Der Abend beginnt mit einer Rückschau in die Jugend der Anwesenden, in ihre Träume von damals, die mit den heutigen so gar nichts mehr gemein haben. Was einst hoffnungsvoll begann ist heute vielfach nur mehr Krampf. „Wie freue ich mich doch auf meine künftigen beruflichen Termine“ sinniert Julia Schranz als Délphine mit hörbar genervt-bitterem Unterton in der Stimme und klopft dabei so wild auf die Tischplatte, dass ihre Hand dabei schmerzen muss. Sie hat an diesem Abend aber nicht nur diesen Lacher auf ihrer Seite. Als untreue Ehefrau, die mit Fernando einen Quicky absolviert und dabei beinahe von ihrem Ehemann erwischt wird, hüpft sie mit heruntergelassenem Slip um den Esstisch, um ihren Wäsche-Faux-Pas vor ihrem Mann zu verbergen. Einmalig, wie sie im Anschluss daran ihr Coqu-au-vin präsentieren muss. Noch ihren überbordenden Hormonausschüttungen ausgesetzt, bemüht sie sich nach Kräften, ihre Nicht-Kochkünste zu beschreiben, gänzlich verunsichert auch nur bei der geringsten Frage ihrer Freundin Bulle. Elisabeth Veit (Bulle)und Michaela Kaspar (Stéphane) spielen ihr Können als verlassene Alleinerzieherin und als Nicht-Mutter voll und ganz aus und dürfen, wie auch Julia Schranz, ihre Nervenkrisen offen austragen. Hauswirth geizt nicht mit männlichen und weiblichen Stereotypen, weiß aber als Ausgleich, wie man Pointen am Laufband produziert.

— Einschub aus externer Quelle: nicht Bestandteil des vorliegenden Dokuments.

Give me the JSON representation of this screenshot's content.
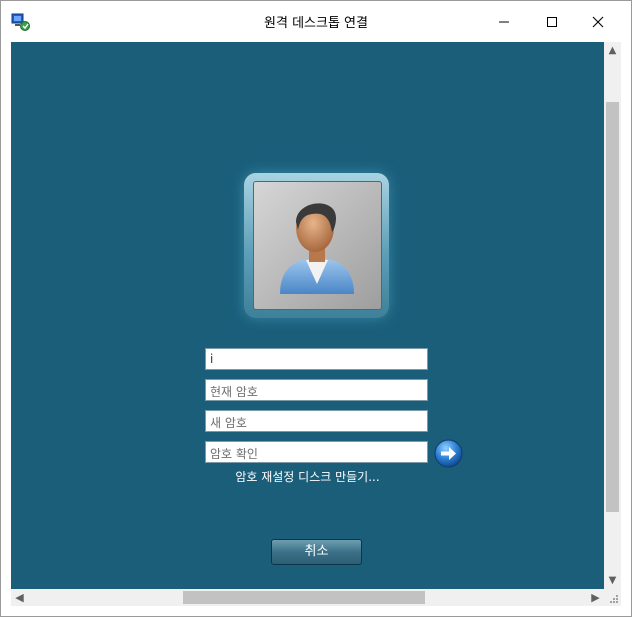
{
  "window": {
    "title": "원격 데스크톱 연결",
    "controls": {
      "minimize": "minimize-icon",
      "maximize": "maximize-icon",
      "close": "close-icon"
    }
  },
  "colors": {
    "background": "#1a5e7a",
    "field_border": "#7a9aa8"
  },
  "login": {
    "avatar_icon": "user-avatar-icon",
    "username_value": "i",
    "current_password_placeholder": "현재 암호",
    "new_password_placeholder": "새 암호",
    "confirm_password_placeholder": "암호 확인",
    "submit_icon": "arrow-right-icon",
    "reset_disk_link": "암호 재설정 디스크 만들기...",
    "cancel_label": "취소"
  },
  "scrollbars": {
    "up": "▲",
    "down": "▼",
    "left": "◀",
    "right": "▶"
  }
}
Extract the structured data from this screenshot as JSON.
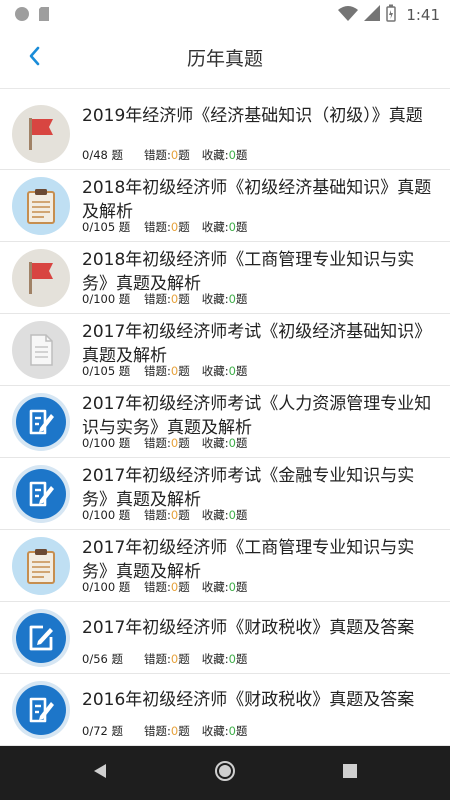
{
  "status": {
    "time": "1:41"
  },
  "header": {
    "title": "历年真题",
    "back_icon": "chevron-left-icon"
  },
  "colors": {
    "accent": "#1a8cd8",
    "wrong": "#e6a23c",
    "fav": "#3fae49",
    "badge_blue": "#1d76c9"
  },
  "labels": {
    "wrong": "错题:",
    "fav": "收藏:",
    "unit": "题"
  },
  "items": [
    {
      "icon": "flag-icon",
      "title": "2019年经济师《经济基础知识（初级）》真题",
      "count": "0/48 题",
      "wrong": "0",
      "fav": "0"
    },
    {
      "icon": "clipboard-icon",
      "title": "2018年初级经济师《初级经济基础知识》真题及解析",
      "count": "0/105 题",
      "wrong": "0",
      "fav": "0"
    },
    {
      "icon": "flag-icon",
      "title": "2018年初级经济师《工商管理专业知识与实务》真题及解析",
      "count": "0/100 题",
      "wrong": "0",
      "fav": "0"
    },
    {
      "icon": "document-icon",
      "title": "2017年初级经济师考试《初级经济基础知识》真题及解析",
      "count": "0/105 题",
      "wrong": "0",
      "fav": "0"
    },
    {
      "icon": "edit-icon",
      "title": "2017年初级经济师考试《人力资源管理专业知识与实务》真题及解析",
      "count": "0/100 题",
      "wrong": "0",
      "fav": "0"
    },
    {
      "icon": "edit-icon",
      "title": "2017年初级经济师考试《金融专业知识与实务》真题及解析",
      "count": "0/100 题",
      "wrong": "0",
      "fav": "0"
    },
    {
      "icon": "clipboard-icon",
      "title": "2017年初级经济师《工商管理专业知识与实务》真题及解析",
      "count": "0/100 题",
      "wrong": "0",
      "fav": "0"
    },
    {
      "icon": "edit-square-icon",
      "title": "2017年初级经济师《财政税收》真题及答案",
      "count": "0/56 题",
      "wrong": "0",
      "fav": "0"
    },
    {
      "icon": "edit-icon",
      "title": "2016年初级经济师《财政税收》真题及答案",
      "count": "0/72 题",
      "wrong": "0",
      "fav": "0"
    }
  ]
}
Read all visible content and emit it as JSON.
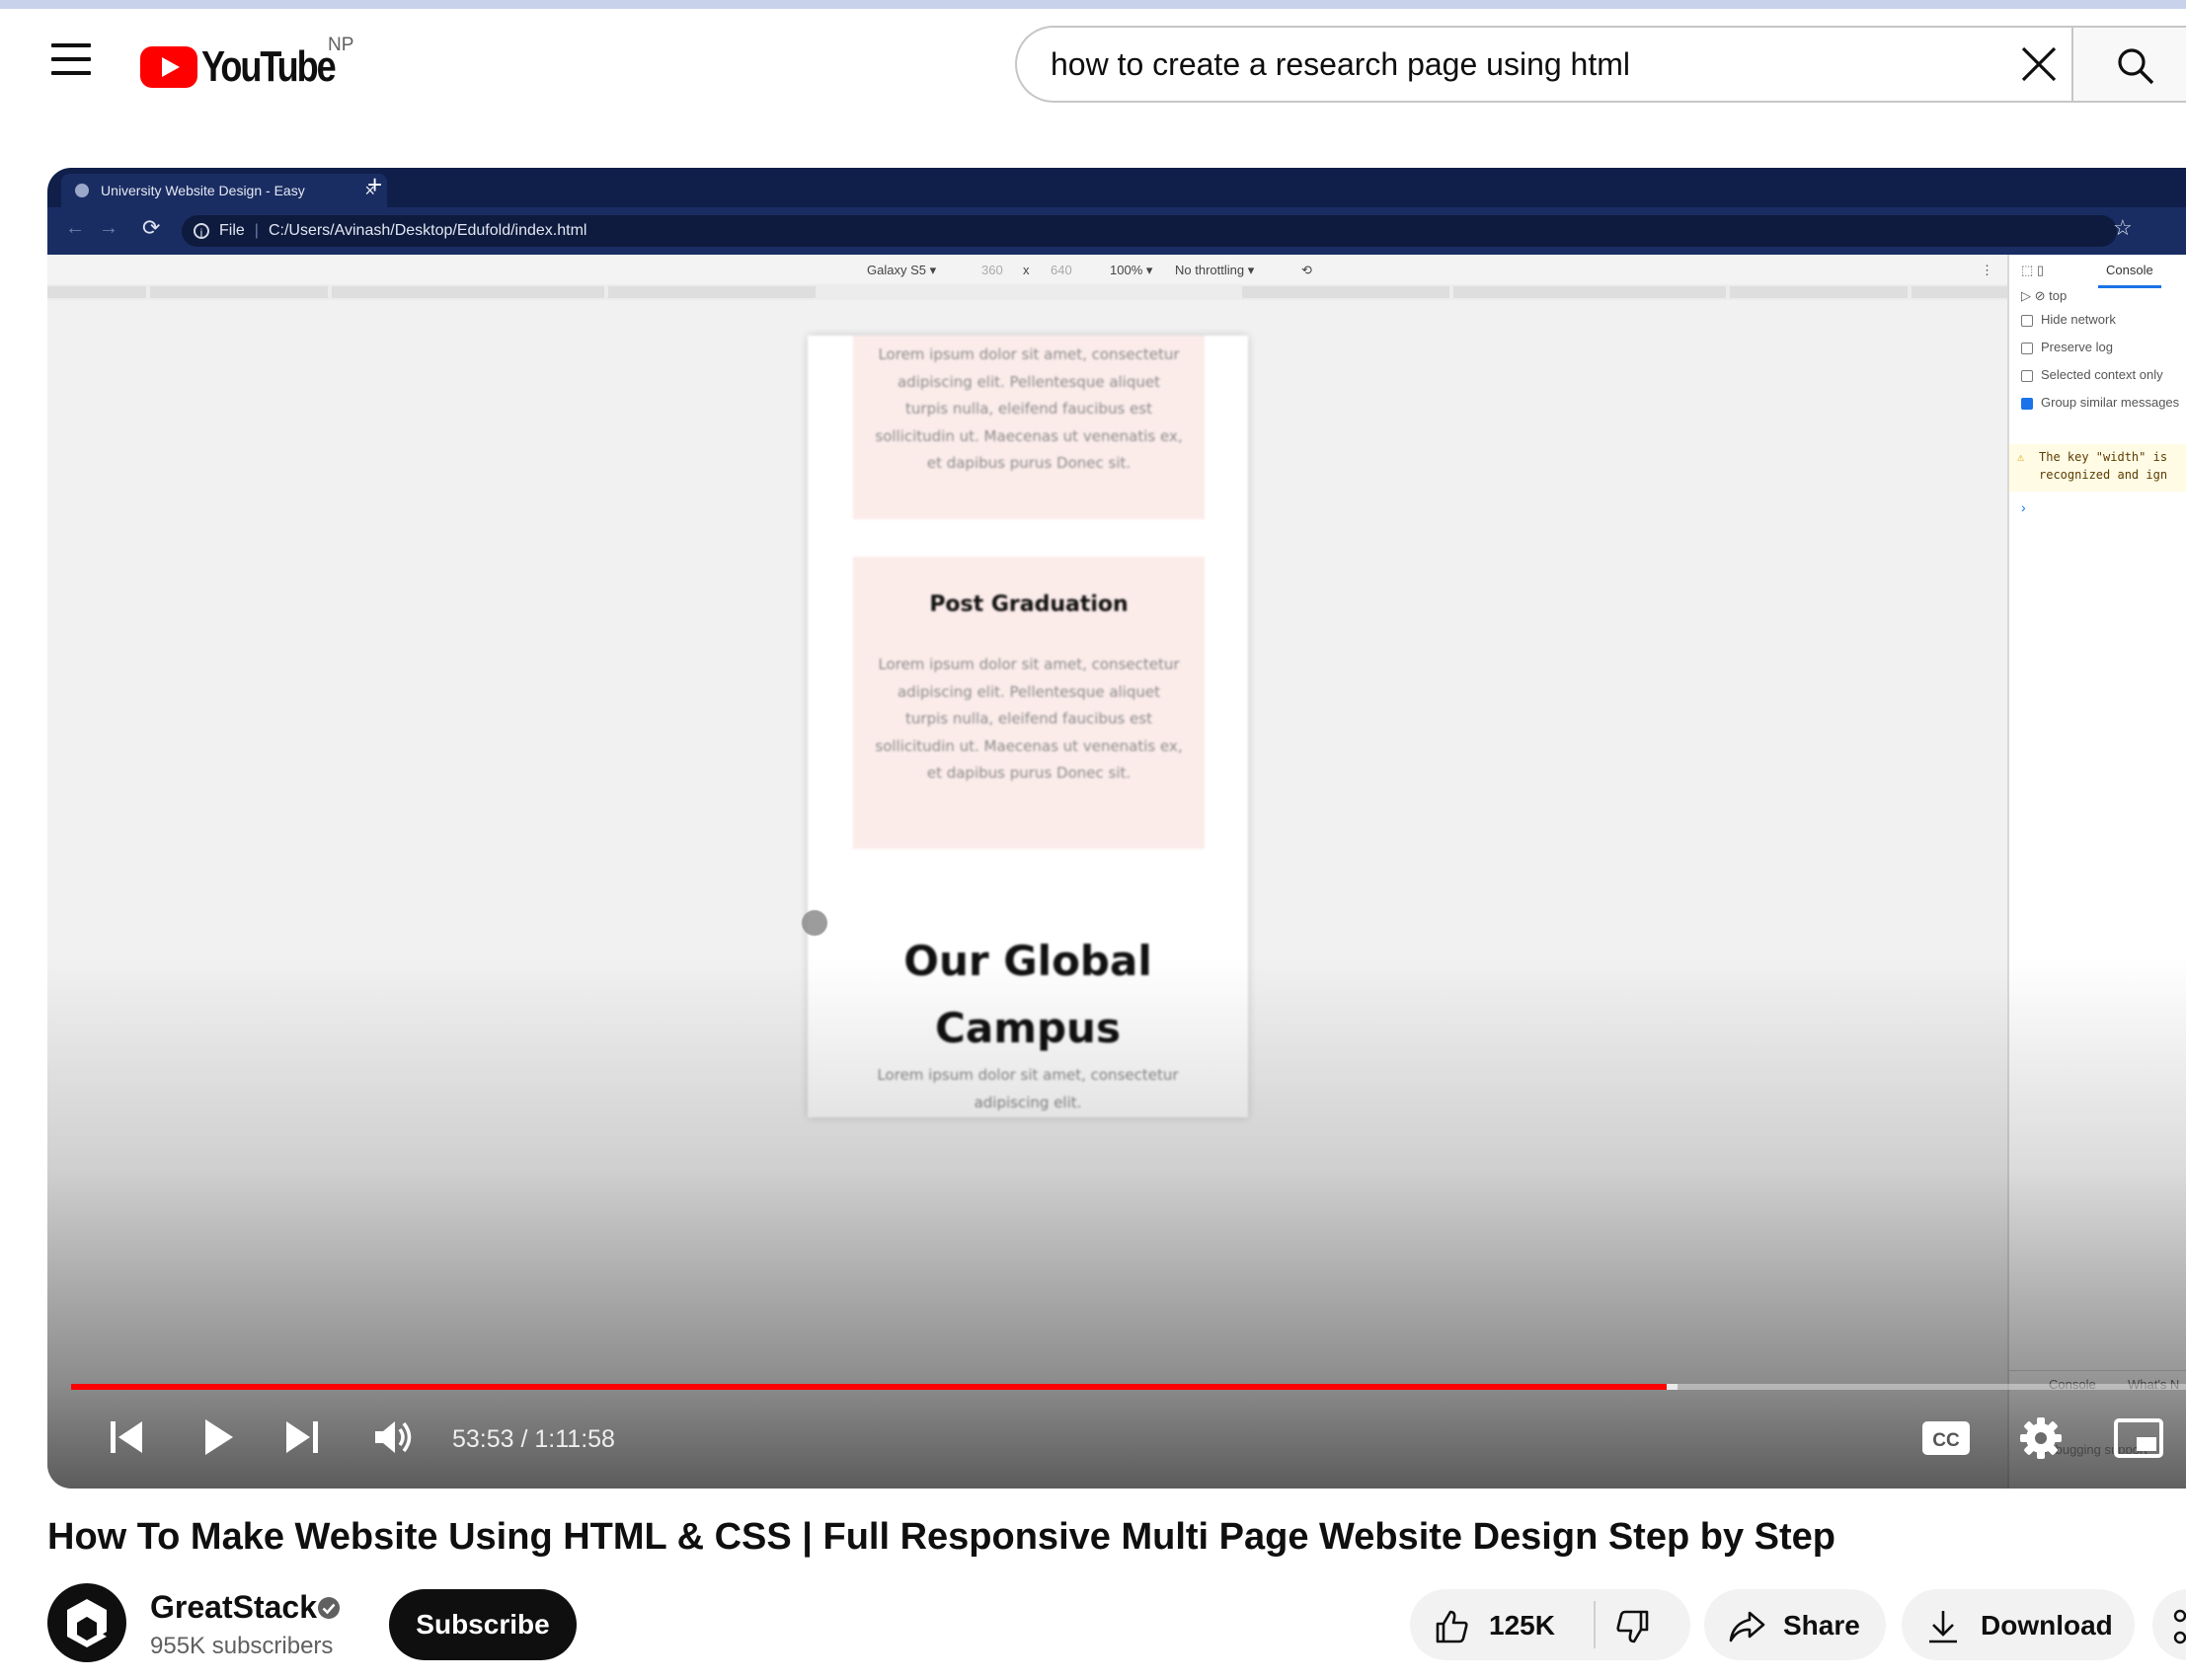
{
  "masthead": {
    "logo_text": "YouTube",
    "country_code": "NP",
    "search_query": "how to create a research page using html"
  },
  "player": {
    "browser": {
      "tab_title": "University Website Design - Easy",
      "url_scheme_label": "File",
      "url_path": "C:/Users/Avinash/Desktop/Edufold/index.html"
    },
    "devtools": {
      "device": "Galaxy S5 ▾",
      "width": "360",
      "times": "x",
      "height": "640",
      "zoom": "100% ▾",
      "throttling": "No throttling ▾",
      "console_tab": "Console",
      "context": "top",
      "options": [
        {
          "label": "Hide network",
          "checked": false
        },
        {
          "label": "Preserve log",
          "checked": false
        },
        {
          "label": "Selected context only",
          "checked": false
        },
        {
          "label": "Group similar messages",
          "checked": true
        }
      ],
      "warning_line1": "The key \"width\" is",
      "warning_line2": "recognized and ign",
      "bottom_tab1": "Console",
      "bottom_tab2": "What's N",
      "bottom_extra": "Debugging support"
    },
    "page": {
      "lorem": "Lorem ipsum dolor sit amet, consectetur adipiscing elit. Pellentesque aliquet turpis nulla, eleifend faucibus est sollicitudin ut. Maecenas ut venenatis ex, et dapibus purus Donec sit.",
      "card_title": "Post Graduation",
      "section_title": "Our Global Campus",
      "section_lorem": "Lorem ipsum dolor sit amet, consectetur adipiscing elit."
    },
    "progress_fraction": 0.7494,
    "buffered_fraction": 0.7545,
    "accent": "#ff0000",
    "current_time": "53:53",
    "duration": "1:11:58",
    "time_separator": " / ",
    "cc_label": "CC"
  },
  "video": {
    "title": "How To Make Website Using HTML & CSS | Full Responsive Multi Page Website Design Step by Step",
    "channel_name": "GreatStack",
    "subscribers": "955K subscribers",
    "subscribe_label": "Subscribe",
    "likes": "125K",
    "share_label": "Share",
    "download_label": "Download"
  },
  "icons": [
    "menu-icon",
    "youtube-logo-icon",
    "clear-icon",
    "search-icon",
    "previous-icon",
    "play-icon",
    "next-icon",
    "volume-icon",
    "captions-icon",
    "settings-icon",
    "miniplayer-icon",
    "verified-icon",
    "thumb-up-icon",
    "thumb-down-icon",
    "share-icon",
    "download-icon",
    "more-icon"
  ]
}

Dabei gibt`s einen Schnelldurchgang durch zeitbezogene Themen wie Politikverdrossenheit, die Umsetzung des europäischen Rauchverbotes, die Besprechung der politischen Unkorrektheit von Ulrich Seidl in der Besetzung seines letzten Filmes, Diskussionen über den Wert der Familie bis hin zur ausgesprochenen Schadenfreude anlässlich der bevorstehen Paartherapie, bei der Bulle ihrem Ex noch einiges unterreiben wird wollen. Selbst die dunklen Momente des Abends, in welchen Fernando zum Amok-Heckenschützen mutiert, würzt der Autor, der zugleich auch für die Regie verantwortlich zeichnet, mit einer großen Prise Humor.
Das Leben als Genussevent, in dem es gilt, die bitteren Momente tunlichst unbeschadet zu überstehen – das Leben als permanente Herausforderung, die uns Entscheidungen zwischen Scheinbar-Gut und Scheinbar-Böse abverlangt – das Leben als Theater, in dem der Schein über dem Sein regiert – all das wird an diesem Abend vergnüglichst abgehandelt.
Eine „Salonkomödie“ mit herausragender Besetzung und dem Potential, zum Dauerbrenner zu avancieren.